Soft GM moves are basically a way to **set up your players’ actions**, either through questions or through situations, they encourage, or even force, your players to react. They don’t usually lead to determination rolls. A soft GM move might be revealing an unwelcome truth about the world at large, or it might be telegraphing a Hard GM move. A plot hook may be a soft GM move.
>_Bob had just learned of the bad guy's nefarious plan: he wants to cancel the village fair by kidnapping the mayor's daughter! Now, what will he do?_
>
>_Charlene is currently running away from the cops, and she can hear sirens in the distance. If she doesn't start running right now, she will definitely get caught!_
On the other hand, Hard GM moves are `Consequences` inflicted outside of any rolls, and maybe outside of any player input. They are usually set up beforehand or telegraphed through soft GM moves or narrative truths.

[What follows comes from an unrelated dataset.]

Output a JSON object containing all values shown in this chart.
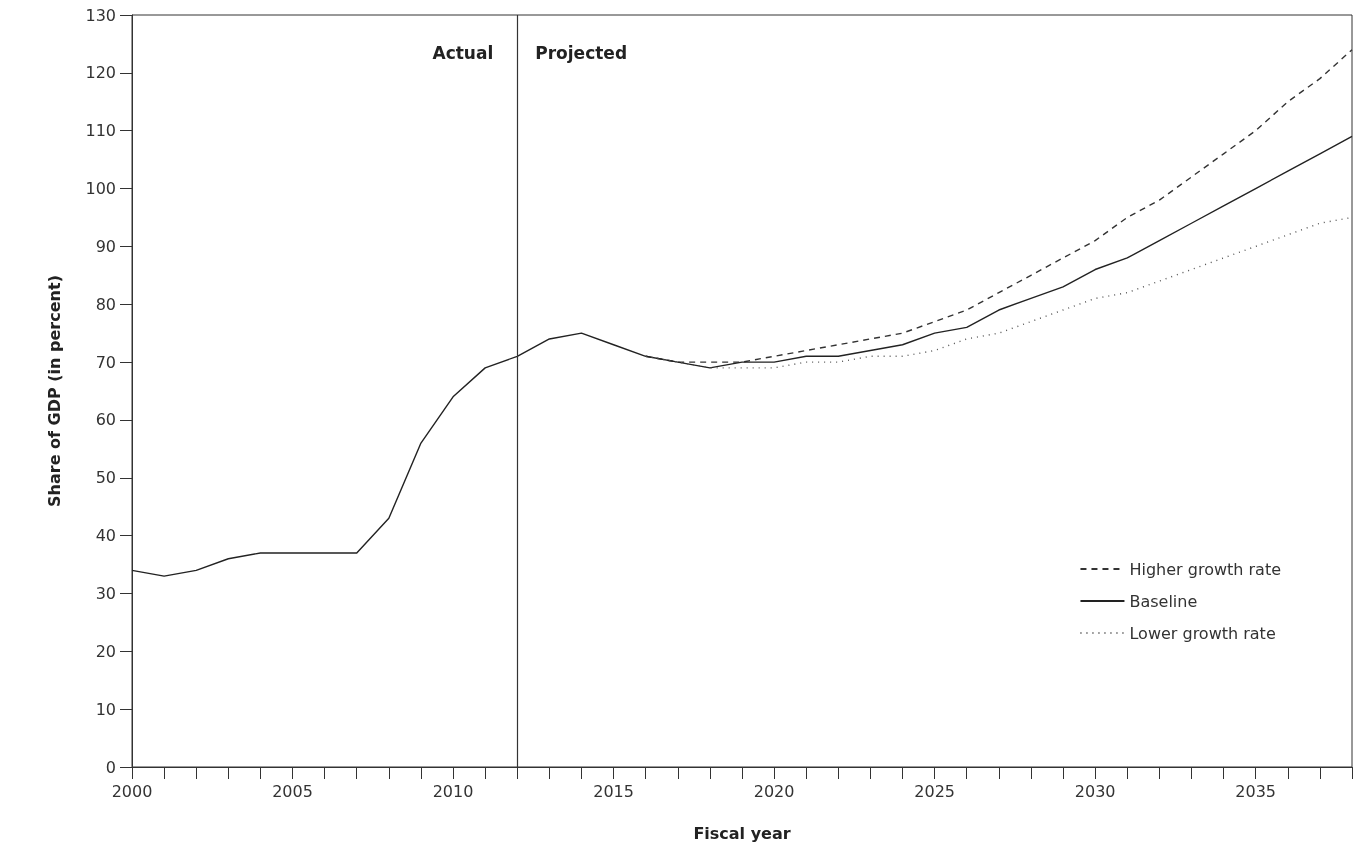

> _Davis is caught up in the middle of a bar brawl where chairs and glasses are flying, and he decides to ignore it by going up to the barman and asking for a drink. It would only make sense that he would be risking a hit in the face._
>
>_Instead of saving the mayor's daughter, Bob's friend Emily has gone on a sidequest to save a kitten stuck in a tree. Though she may have succeeded in that sidequest, this has led to the bad guy's plan advancing to the next step._
The way these specific moves are handled are very tone-dependent : in the same setting, a move might be a soft move, a hard move, and if it is a hard move, it might be able to be resisted or not.
Grim settings are full of moments where things are outside of the character's control : these are perfect moments to use GM moves.